Depending on the power efficiency of a Bulldozer module, perhaps Bulldozer's cores could eventually filter down into AMD's low power chips. How well would a 1 module, low clocked, L3 cacheless Bulldozer perform, and what kind of power efficiency would it have? I'd be surprised if AMD didn't try to achieve maximal efficiency/mm^2 with Bulldozer.
Bocat is synthesizable, meaning it can easily be portet to new processes, without time and cost consuming manual optimations. The drawback is lack of speed. In your formula it is less efficiency/mm2. But you can have have it faster to the market, and more derivatives for less cost - very fast.
If we take BD, and hopefully some more technical knowledgeable can sheed light on this, i would guess that it is comparable larger to have better modularity. If we look at the die, there is lot of area that seem to be unused. I guess that is to make it cheaper and faster to have derivatives, (different number of modules, APU configurations, future south bridge whatever). So less efficiency again for mm2.
For both bobcat and BD AMD seems to sacrifice efficiendy/mm2 for time to market and cost for modularity.
From a strategical perspective AMD is trying to compensate for its lack of ressources compared to Intel, paying perhaps 15% efficiendy, to be able to reach the same product portfolio, with 10% of the cost. Its a solution as described by idontcares project management figure.
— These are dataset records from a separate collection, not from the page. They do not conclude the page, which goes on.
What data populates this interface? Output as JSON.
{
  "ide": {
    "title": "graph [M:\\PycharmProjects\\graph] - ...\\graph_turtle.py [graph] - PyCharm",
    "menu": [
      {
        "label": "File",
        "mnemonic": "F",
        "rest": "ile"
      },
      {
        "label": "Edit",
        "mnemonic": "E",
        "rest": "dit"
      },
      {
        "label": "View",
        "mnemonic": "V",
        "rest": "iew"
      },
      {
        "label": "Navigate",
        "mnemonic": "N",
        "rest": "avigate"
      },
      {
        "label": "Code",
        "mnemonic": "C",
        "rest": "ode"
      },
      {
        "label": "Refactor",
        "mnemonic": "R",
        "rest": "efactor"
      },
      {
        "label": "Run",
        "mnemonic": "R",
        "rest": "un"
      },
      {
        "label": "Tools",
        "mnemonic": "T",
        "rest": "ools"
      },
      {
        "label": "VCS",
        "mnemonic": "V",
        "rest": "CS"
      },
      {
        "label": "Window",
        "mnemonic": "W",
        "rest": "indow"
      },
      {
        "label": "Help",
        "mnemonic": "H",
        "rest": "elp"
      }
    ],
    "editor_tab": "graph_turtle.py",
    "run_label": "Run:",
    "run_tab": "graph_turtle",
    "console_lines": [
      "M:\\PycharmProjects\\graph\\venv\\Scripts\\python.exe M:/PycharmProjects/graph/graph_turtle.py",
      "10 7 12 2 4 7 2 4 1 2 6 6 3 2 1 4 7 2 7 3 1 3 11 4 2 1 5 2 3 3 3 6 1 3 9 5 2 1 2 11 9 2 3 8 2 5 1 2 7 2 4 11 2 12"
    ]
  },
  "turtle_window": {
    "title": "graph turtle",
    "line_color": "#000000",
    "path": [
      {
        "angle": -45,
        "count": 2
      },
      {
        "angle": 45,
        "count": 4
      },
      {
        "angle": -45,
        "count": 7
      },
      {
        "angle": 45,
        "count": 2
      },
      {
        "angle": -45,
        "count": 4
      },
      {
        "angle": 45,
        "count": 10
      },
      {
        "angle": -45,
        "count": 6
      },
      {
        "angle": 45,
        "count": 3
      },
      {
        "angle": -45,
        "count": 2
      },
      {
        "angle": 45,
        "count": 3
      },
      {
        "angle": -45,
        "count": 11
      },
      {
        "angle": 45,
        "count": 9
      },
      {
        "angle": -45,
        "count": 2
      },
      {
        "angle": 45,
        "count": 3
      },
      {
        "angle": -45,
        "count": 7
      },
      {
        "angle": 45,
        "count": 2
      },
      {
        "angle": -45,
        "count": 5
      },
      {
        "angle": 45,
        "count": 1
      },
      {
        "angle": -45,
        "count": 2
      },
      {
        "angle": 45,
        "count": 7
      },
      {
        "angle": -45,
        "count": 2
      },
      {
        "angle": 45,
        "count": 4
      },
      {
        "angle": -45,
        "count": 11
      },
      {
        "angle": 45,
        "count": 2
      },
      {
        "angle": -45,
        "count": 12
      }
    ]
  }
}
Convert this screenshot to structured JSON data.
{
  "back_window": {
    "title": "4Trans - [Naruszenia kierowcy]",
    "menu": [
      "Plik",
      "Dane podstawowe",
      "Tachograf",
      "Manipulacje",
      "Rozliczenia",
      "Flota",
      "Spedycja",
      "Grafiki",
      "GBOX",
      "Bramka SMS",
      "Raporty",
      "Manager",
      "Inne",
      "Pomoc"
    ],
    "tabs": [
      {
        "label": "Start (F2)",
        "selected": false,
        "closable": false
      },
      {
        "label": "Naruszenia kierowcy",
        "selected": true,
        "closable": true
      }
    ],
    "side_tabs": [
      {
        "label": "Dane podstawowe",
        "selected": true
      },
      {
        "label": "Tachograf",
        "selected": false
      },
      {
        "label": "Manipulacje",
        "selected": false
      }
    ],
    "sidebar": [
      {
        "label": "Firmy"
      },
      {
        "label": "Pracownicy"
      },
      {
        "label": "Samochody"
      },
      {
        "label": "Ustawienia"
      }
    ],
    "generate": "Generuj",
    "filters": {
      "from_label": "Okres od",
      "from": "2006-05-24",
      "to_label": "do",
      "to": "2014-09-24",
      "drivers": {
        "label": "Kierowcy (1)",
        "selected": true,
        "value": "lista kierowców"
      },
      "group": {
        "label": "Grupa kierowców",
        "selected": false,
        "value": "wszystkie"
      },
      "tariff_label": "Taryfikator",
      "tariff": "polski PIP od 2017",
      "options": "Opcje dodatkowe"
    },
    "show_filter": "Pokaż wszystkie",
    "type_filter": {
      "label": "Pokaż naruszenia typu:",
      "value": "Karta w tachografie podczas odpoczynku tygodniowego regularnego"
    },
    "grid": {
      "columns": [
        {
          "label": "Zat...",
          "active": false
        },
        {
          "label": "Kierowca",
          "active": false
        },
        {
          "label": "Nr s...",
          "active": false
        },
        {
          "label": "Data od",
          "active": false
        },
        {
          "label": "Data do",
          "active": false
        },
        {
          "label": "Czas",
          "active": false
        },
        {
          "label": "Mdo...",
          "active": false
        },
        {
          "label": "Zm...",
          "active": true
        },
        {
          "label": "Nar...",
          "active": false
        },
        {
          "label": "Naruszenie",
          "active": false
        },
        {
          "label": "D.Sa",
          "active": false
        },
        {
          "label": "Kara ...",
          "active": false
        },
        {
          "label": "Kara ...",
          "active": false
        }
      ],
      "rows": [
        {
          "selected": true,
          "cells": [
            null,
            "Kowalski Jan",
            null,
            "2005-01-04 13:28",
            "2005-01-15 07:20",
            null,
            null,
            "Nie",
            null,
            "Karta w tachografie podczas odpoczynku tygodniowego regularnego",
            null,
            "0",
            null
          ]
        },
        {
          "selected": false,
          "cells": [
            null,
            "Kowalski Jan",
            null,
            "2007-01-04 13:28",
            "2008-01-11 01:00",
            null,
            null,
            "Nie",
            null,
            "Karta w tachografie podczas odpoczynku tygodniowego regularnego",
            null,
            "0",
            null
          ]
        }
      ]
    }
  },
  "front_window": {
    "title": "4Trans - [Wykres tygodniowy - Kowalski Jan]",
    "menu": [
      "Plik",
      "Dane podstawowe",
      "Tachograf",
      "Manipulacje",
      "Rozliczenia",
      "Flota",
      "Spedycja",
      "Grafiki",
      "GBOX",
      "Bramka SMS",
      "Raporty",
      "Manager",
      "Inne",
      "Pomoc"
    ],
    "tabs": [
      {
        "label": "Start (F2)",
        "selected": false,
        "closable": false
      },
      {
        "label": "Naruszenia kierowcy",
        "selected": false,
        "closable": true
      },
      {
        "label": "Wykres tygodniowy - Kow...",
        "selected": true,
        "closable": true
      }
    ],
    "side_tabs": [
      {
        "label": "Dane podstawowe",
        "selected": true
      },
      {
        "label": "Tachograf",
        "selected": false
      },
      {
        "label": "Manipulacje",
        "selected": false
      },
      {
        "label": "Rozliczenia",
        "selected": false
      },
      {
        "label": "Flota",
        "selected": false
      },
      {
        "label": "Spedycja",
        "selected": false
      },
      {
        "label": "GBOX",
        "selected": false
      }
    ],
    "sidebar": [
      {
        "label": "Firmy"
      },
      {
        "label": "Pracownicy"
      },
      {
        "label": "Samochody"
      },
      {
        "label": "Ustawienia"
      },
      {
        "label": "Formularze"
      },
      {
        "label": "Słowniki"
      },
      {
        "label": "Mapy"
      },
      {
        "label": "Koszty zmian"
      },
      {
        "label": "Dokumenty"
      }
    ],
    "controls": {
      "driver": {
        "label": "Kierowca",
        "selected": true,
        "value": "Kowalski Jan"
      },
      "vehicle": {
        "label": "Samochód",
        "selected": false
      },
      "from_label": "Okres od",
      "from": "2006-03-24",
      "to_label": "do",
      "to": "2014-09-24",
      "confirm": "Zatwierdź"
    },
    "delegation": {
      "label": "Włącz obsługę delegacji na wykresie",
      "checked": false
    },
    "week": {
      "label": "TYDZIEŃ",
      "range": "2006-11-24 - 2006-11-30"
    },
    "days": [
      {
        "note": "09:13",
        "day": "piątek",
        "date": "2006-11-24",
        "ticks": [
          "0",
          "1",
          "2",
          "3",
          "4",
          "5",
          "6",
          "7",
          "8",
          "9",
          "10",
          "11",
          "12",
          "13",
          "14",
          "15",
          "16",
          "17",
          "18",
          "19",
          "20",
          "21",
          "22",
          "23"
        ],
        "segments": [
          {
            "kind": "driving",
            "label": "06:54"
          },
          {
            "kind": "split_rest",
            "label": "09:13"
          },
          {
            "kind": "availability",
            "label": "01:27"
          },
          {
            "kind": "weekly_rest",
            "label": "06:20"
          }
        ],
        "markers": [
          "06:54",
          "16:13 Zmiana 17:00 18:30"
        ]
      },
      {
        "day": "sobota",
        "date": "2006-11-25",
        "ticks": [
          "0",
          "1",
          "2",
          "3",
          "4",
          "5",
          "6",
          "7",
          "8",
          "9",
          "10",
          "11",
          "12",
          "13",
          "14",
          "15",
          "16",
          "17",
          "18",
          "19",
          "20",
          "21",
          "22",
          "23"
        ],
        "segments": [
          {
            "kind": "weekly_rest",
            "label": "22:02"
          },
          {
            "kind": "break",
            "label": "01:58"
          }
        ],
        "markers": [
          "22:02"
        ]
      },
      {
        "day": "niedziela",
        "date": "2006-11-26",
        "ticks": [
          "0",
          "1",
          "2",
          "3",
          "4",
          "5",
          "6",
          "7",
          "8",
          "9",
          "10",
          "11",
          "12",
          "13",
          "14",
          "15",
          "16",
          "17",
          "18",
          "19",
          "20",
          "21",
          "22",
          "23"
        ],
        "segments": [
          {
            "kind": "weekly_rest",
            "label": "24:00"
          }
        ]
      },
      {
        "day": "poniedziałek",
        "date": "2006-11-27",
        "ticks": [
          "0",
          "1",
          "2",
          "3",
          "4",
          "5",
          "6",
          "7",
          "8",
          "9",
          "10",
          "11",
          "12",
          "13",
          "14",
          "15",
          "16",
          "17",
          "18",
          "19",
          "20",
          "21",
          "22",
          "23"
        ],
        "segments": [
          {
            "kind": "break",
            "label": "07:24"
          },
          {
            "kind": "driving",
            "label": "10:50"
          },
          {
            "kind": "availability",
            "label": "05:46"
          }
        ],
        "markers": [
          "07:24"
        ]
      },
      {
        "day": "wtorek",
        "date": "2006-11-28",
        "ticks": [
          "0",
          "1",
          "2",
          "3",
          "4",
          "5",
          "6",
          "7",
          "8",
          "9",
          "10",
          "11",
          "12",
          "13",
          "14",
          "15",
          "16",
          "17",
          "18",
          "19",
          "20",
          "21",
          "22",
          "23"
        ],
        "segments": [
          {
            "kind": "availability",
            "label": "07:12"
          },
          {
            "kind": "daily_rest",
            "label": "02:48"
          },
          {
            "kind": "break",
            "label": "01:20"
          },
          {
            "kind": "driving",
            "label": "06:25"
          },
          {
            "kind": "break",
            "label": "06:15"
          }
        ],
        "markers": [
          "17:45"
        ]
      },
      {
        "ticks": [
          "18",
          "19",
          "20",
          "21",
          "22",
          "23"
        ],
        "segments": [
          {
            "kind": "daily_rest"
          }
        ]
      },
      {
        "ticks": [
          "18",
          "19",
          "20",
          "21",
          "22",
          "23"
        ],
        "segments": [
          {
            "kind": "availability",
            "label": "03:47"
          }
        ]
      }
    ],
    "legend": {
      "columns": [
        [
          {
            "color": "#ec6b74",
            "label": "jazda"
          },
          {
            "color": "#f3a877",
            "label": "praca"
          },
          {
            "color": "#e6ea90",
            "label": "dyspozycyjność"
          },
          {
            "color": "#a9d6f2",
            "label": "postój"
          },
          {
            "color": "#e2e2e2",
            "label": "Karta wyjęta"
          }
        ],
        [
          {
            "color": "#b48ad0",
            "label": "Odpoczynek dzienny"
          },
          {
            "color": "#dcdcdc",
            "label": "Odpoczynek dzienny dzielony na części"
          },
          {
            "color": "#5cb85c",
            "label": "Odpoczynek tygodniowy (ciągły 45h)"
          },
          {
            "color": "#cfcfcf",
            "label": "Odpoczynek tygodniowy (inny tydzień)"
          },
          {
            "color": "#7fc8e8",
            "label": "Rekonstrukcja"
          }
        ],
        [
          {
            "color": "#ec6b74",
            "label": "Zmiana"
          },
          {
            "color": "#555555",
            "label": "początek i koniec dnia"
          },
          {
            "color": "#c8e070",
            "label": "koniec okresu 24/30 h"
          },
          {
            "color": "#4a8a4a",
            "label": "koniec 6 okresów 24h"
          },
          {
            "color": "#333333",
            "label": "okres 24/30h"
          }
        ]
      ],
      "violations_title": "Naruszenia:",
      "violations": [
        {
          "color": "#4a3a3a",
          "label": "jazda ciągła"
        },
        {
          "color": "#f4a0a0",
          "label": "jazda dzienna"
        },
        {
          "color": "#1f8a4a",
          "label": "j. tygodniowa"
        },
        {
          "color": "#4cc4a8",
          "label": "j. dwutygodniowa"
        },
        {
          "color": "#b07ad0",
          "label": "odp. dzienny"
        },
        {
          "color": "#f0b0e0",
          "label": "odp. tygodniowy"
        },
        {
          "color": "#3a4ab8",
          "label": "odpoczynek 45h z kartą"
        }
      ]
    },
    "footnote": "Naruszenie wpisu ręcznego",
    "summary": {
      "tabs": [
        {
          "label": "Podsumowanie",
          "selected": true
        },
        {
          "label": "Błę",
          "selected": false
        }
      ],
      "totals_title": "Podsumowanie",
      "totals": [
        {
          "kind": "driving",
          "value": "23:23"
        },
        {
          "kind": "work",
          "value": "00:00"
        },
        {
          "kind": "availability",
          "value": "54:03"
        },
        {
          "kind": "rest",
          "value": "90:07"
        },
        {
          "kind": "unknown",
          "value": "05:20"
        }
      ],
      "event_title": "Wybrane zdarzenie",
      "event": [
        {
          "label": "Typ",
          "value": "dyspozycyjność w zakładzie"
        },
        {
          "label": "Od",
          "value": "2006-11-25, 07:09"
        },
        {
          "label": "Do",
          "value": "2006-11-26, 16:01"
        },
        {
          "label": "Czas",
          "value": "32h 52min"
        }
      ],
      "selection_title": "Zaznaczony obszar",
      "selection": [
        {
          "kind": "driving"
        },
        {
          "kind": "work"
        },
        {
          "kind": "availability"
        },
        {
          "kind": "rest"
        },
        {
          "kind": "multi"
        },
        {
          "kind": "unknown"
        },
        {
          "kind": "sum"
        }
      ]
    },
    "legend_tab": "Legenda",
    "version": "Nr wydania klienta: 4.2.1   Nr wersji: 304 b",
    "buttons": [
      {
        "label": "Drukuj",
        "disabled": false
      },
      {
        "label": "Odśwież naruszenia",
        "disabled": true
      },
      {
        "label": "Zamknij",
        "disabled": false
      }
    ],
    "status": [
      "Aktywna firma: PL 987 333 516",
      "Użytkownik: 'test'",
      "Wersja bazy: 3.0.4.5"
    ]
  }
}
As for low power module BD i dont think so, the front end is very beefy, and having it running in idle must cost a lot. But i guess you are right we will se very small 30mm2, 1 module sans L3 BD ! plus gpu perhaps 80 shaders - it will rock for mm2 on the low cost market. Having the ooo running on bobcat is also costly for power. Perhaps the future very low power, will have some completely different solutions to that dilemma.
Excactly therefore knowing the Hyderabad team is there, is good to know. They seem to act very fast, and with good energy.